«Cada uno hace su oficio, unos aran,
otros vendimian, y yo hago el oficio de blasfemar».
"El queso y los gusanos" (Carlo Ginzburg)
— Durante ese periodo de los setenta, el nosotros predomina en tu discurso y en tus escritos, un nosotros ligeramente sacrificial. Digamos que no era tu estilo…
— Era un horror, un superyó, una gratificación nula, todo eso junto.
Ahora giro la cabeza a un lugar
más cercano, miro hacia la cama y veo un peluche. Es otro peregrino, un halcón.
Le pregunto si, en pleno 2016, él es también nosotros. Arisco como su dueño, masculla de pico para adentro. Sé
que tengo que acariciarle el obispillo para que hable. Algo cansado emite su
reclamo y me confirma que él no es nosotros,
y que ni siquiera es un halcón, sino el halcón de Roberto. Algo parecido a
este diálogo con mi halcón de peluche parlanchín, me sucedió con un cineasta.
Intercambiábamos correos electrónicos donde sus palabras y sus imágenes
discutían mi texto. Nunca al revés. En plena conversación, le embestí con un
plano. Poseído por el espíritu de Diógenes, pensaba que este plano era la imagen alumbrada.
Continué con una sentencia no por
habitual menos pomposa: su cine era esta imagen. Y no solo eso, también que su
cine estaba en ese libro. Nada más y nada menos que El queso y los gusanos, de Carlo Ginzburg. Libro maravilloso,
lectura de iniciática de tantos universitarios. La historia de aquel molinero
del siglo XVI, herético y cabezota que construye su propia visión del mundo
partiendo de lo único que conoce. La blasfema primera del singular haciendo
frente al nosotros inquisitorial. ¿Qué es el cine y qué es el mundo?, ¿una
industria mastodóntica llena de grandes relatos y de dioses, o la historia
fragmentaria y minúscula de unos trabajadores descastados? ¿Libaciones de
ambrosía o de vino y miel? El queso, además, enlazaba la cosmogonía de
Menocchio con la ataraxia epicúrea. Sobre el sucio terrazo de una casucha del
Rosellón, los jornaleros de la vendimia utilizaban el libro para cortar una
raya de cocaína. Una raya blanca que el grano fotoquímico del subestándar,
convenientemente molido, convertía en gusano. Libro, droga y anélido eran la
nueva trinidad pagana, la desacralización rampante de la imagen. En la uña
encarnada del temporero brillaba la misma roña inmaculada de los santos y las vírgenes
de Caravaggio. El tropo había dejado el juicio listo para sentencia. Si el
cineasta me confirmaba que aquello estaba puesto
en escena, escribiría un lúcido artículo sobre esta pequeña historia de la
filosofía cinematográfica.
A mi pregunta sobre la epifanía
del símbolo, su respuesta fue concluyente: era la primera vez que reparaba en ese
libro. Por curiosidad y tras preguntar a su compañera, supo que aquel libro
–solo el libro, no la raya– era de ella y que el atrezo de la escena fue pura
casualidad. Me río y le confieso lo que el resto del mundo sabe: que los
hermeneutas somos unos charlatanes que vendemos símbolos en lugar de crecepelo.

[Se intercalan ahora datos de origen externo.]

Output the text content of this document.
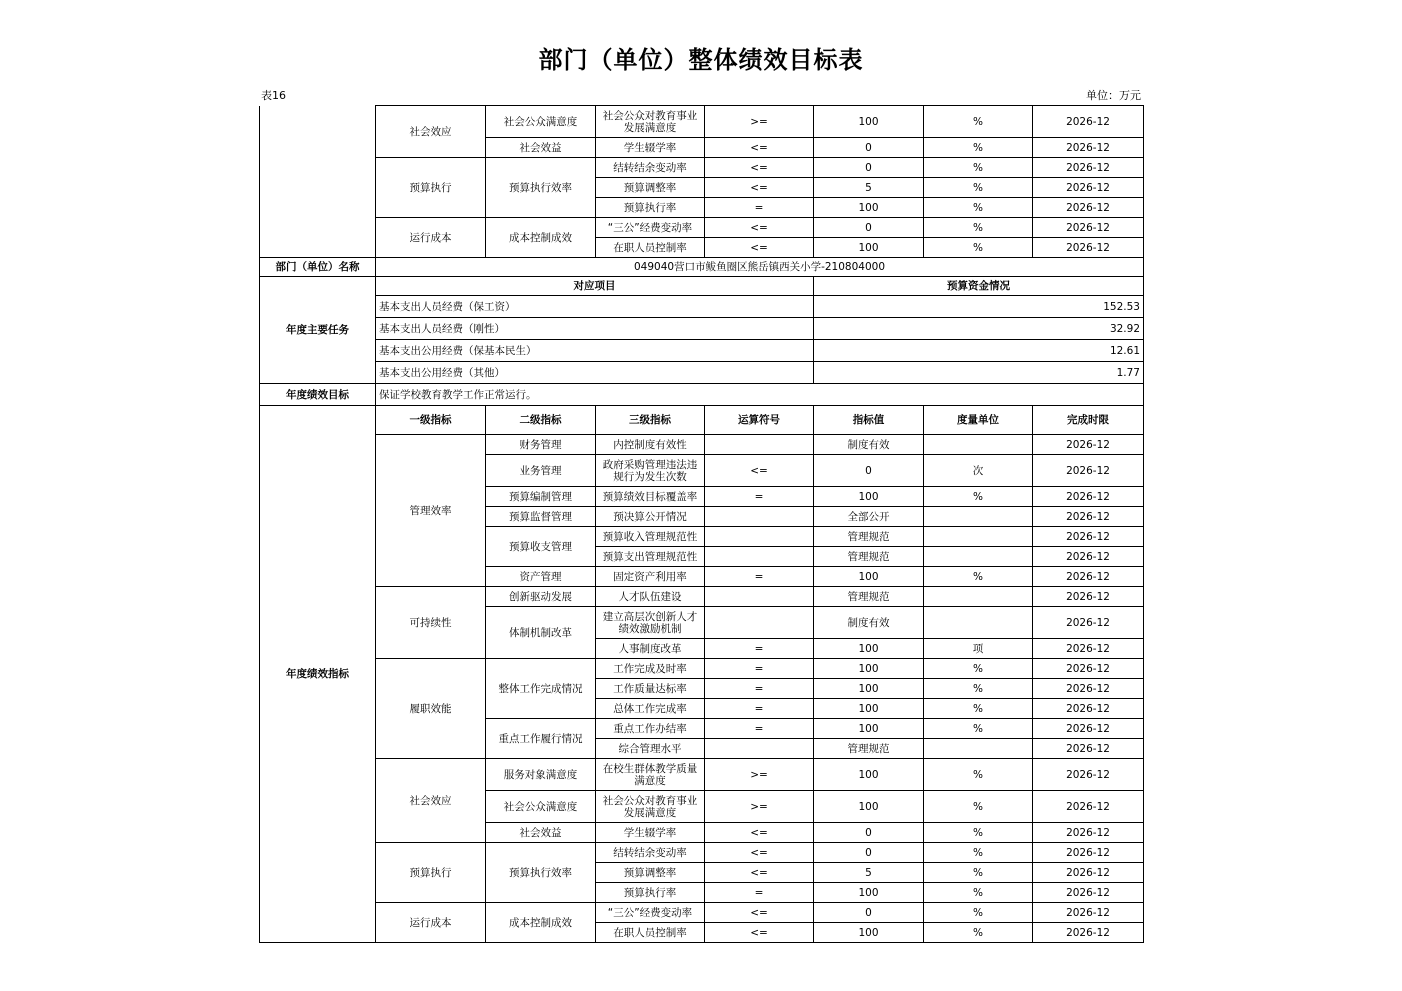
部门（单位）整体绩效目标表
表16	单位：万元
	社会效应	社会公众满意度	社会公众对教育事业发展满意度	>=	100	%	2026-12
		社会效益	学生辍学率	<=	0	%	2026-12
	预算执行	预算执行效率	结转结余变动率	<=	0	%	2026-12
			预算调整率	<=	5	%	2026-12
			预算执行率	=	100	%	2026-12
	运行成本	成本控制成效	“三公”经费变动率	<=	0	%	2026-12
			在职人员控制率	<=	100	%	2026-12
部门（单位）名称	049040营口市鲅鱼圈区熊岳镇西关小学-210804000						
年度主要任务	对应项目				预算资金情况		
	基本支出人员经费（保工资）				152.53		
	基本支出人员经费（刚性）				32.92		
	基本支出公用经费（保基本民生）				12.61		
	基本支出公用经费（其他）				1.77		
年度绩效目标	保证学校教育教学工作正常运行。						
年度绩效指标	一级指标	二级指标	三级指标	运算符号	指标值	度量单位	完成时限
	管理效率	财务管理	内控制度有效性		制度有效		2026-12
		业务管理	政府采购管理违法违规行为发生次数	<=	0	次	2026-12
		预算编制管理	预算绩效目标覆盖率	=	100	%	2026-12
		预算监督管理	预决算公开情况		全部公开		2026-12
		预算收支管理	预算收入管理规范性		管理规范		2026-12
			预算支出管理规范性		管理规范		2026-12
		资产管理	固定资产利用率	=	100	%	2026-12
	可持续性	创新驱动发展	人才队伍建设		管理规范		2026-12
		体制机制改革	建立高层次创新人才绩效激励机制		制度有效		2026-12
			人事制度改革	=	100	项	2026-12
	履职效能	整体工作完成情况	工作完成及时率	=	100	%	2026-12
			工作质量达标率	=	100	%	2026-12
			总体工作完成率	=	100	%	2026-12
		重点工作履行情况	重点工作办结率	=	100	%	2026-12
			综合管理水平		管理规范		2026-12
	社会效应	服务对象满意度	在校生群体教学质量满意度	>=	100	%	2026-12
		社会公众满意度	社会公众对教育事业发展满意度	>=	100	%	2026-12
		社会效益	学生辍学率	<=	0	%	2026-12
	预算执行	预算执行效率	结转结余变动率	<=	0	%	2026-12
			预算调整率	<=	5	%	2026-12
			预算执行率	=	100	%	2026-12
	运行成本	成本控制成效	“三公”经费变动率	<=	0	%	2026-12
			在职人员控制率	<=	100	%	2026-12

Me consuela diciendo que la película solo es el punto de partida, un impulso
para la literatura. Le respondo que el problema es cuando todo se convierte en
literatura. Una literatura donde, bajo el paraguas del nosotros, emitir juicios sumarios. Donde el error deja de ponerme
en evidencia, donde la mentira a sabiendas y la ignorancia quedan impunes y
hasta se recompensan. Una literatura del nosotros
que exime de la responsabilidad individual para, como Diógenes, buscar el
sentido de la imagen.
BIBLIOGRAFÍA
- DANEY, Serge, Perseverancia, Santander: Shangrila Textos Apartes, Santander, 2016.
- GINZBURG, Carlo, El queso y los gusanos, Barcelona: Muchnik Editores, 1997.